Oleh karena itu kita melihat perjuangan-perjuangan yang revolusioner adalah
dengan mengubah kesadaran suatu class in itself
menjadi class for itself. Atau
kalau kita meminjam istilah Ali Syariati yaitu bahwa untuk membangkitkan
orang-orang tertindas adalah dengan mengubah atau mentransformasikan realitas
obyektif menjadi kesadaran subyektif.
Perubahan atau gerakan
revolusioner untuk menyadarkan masyarakat dari class in itself menjadi class
for itself inilah yang hari ini digunakan oleh para pejuang Khilafah di
bawah naungan bendera Hijbut Tahrir Indonesia (HTI) untuk melakukan gerakan
mereka. Dengan menyodorkan realitas obyektif dan kebanggaan sejarah umat Islam
yang gemilang.
Sebagian besar rakyat
di negeri ini miskin dan menderita. Utang negeri ini pun menggunung. Korupsi
yang tetap marak dan meluas. Kenakalan remaja, pergaulan bebas, narkoba,
pornografi dan aneka prilaku dekadensi moral juga semakin marak (Buletin Dakwah Al Islam HTI, edisi 854, 28
April 2017).
Ekonomi umat, bangsa
dan dunia yang dibiarkan dicengkeram oleh sistem Kapitalisme-Neoliberalisme telah
menciptakan jurang kemiskinan yang semakin menganga. Sumber daya alam dikeruk
bangsa asing untuk kesejahteraan umat. Praktik ribawi dianggap biasa padahal
itu adalah dosa besar. Kehidupan sosial umat terpuruk dalam hedonisme,
perzinaan dan perselingkuhan. LGBT merebak etc (Buletin Dakwah Al Islam HTI, edisi 855, 5 Mei 2017).
Sajian-sajian realitas
obyektif diatas ditambah sejarah kegemilangan umat Islam di masa lampau dan
diperkuat dengan dogma-dogma agama yang kering dari penafsiran adalah panah
beracun yang perlahan dilesatkan untuk melumpuhkan kepakan sayap-sayap Garuda yang
sedang terbang membawa keberlangsungan Negara Kesatuan Republik Indonesia ini.

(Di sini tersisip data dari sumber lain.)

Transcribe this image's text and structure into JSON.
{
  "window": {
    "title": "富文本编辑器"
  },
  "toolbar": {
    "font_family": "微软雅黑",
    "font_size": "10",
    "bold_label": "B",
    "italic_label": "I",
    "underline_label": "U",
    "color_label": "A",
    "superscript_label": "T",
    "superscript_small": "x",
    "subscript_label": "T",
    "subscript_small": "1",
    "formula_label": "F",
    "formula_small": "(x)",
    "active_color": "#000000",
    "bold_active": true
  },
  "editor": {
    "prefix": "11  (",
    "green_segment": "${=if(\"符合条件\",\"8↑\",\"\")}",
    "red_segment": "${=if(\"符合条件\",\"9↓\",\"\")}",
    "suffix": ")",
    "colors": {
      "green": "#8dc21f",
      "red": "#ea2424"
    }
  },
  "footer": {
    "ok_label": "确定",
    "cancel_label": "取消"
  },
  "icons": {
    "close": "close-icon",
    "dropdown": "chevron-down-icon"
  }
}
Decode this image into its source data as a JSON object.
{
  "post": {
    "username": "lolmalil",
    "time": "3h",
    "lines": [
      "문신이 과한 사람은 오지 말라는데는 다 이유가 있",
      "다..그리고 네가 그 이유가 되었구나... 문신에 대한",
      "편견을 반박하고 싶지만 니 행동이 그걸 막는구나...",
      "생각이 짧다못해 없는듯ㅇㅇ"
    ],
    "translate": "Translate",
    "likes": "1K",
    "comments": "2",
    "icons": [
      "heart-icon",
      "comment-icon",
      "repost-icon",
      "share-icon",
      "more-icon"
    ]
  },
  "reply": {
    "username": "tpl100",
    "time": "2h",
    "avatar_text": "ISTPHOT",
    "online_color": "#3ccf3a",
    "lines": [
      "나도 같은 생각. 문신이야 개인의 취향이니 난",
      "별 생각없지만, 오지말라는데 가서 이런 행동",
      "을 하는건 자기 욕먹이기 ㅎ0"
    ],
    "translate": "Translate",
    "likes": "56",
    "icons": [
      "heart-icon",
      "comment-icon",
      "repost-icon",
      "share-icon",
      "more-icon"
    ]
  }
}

Negeri yang dibangun atas dasar ke-beragam-an, kebersamaan, persamaan,
kebudayaan Nusantara, semangat pembebasan dan keyakinan (feith) kepada Tuhan Yang Maha Esa; sebuah prinsip utama yang
mendahului agama.
Kita mungkin
menganggap cita-cita gerakan khilafah di NKRI hari ini adalah sebuah cita-cita
yang utopis. Mustahil terwujud. Dengan landasan, bahwa gerakan yang memakai
jubah agama serupa pernah terjadi. Bahkan pernah terjadi di saat negara kita
baru merdeka; di mana negara masih dalam keadaan yang rentan (belum kuat)
tetapi gerakan-gerakan itu mampu dipadamkan. Indikasinya antara lain; Pertama, pencoretan 7 kata yang
memberikan porsi khusus kepada umat Islam (Piagam Jakarta). Kedua, penumpasan gerakan pemberontakan
Darul Islam/Tentara Islam Indonesia (DI/TII) yang dimulai dari tahun 1949-1962.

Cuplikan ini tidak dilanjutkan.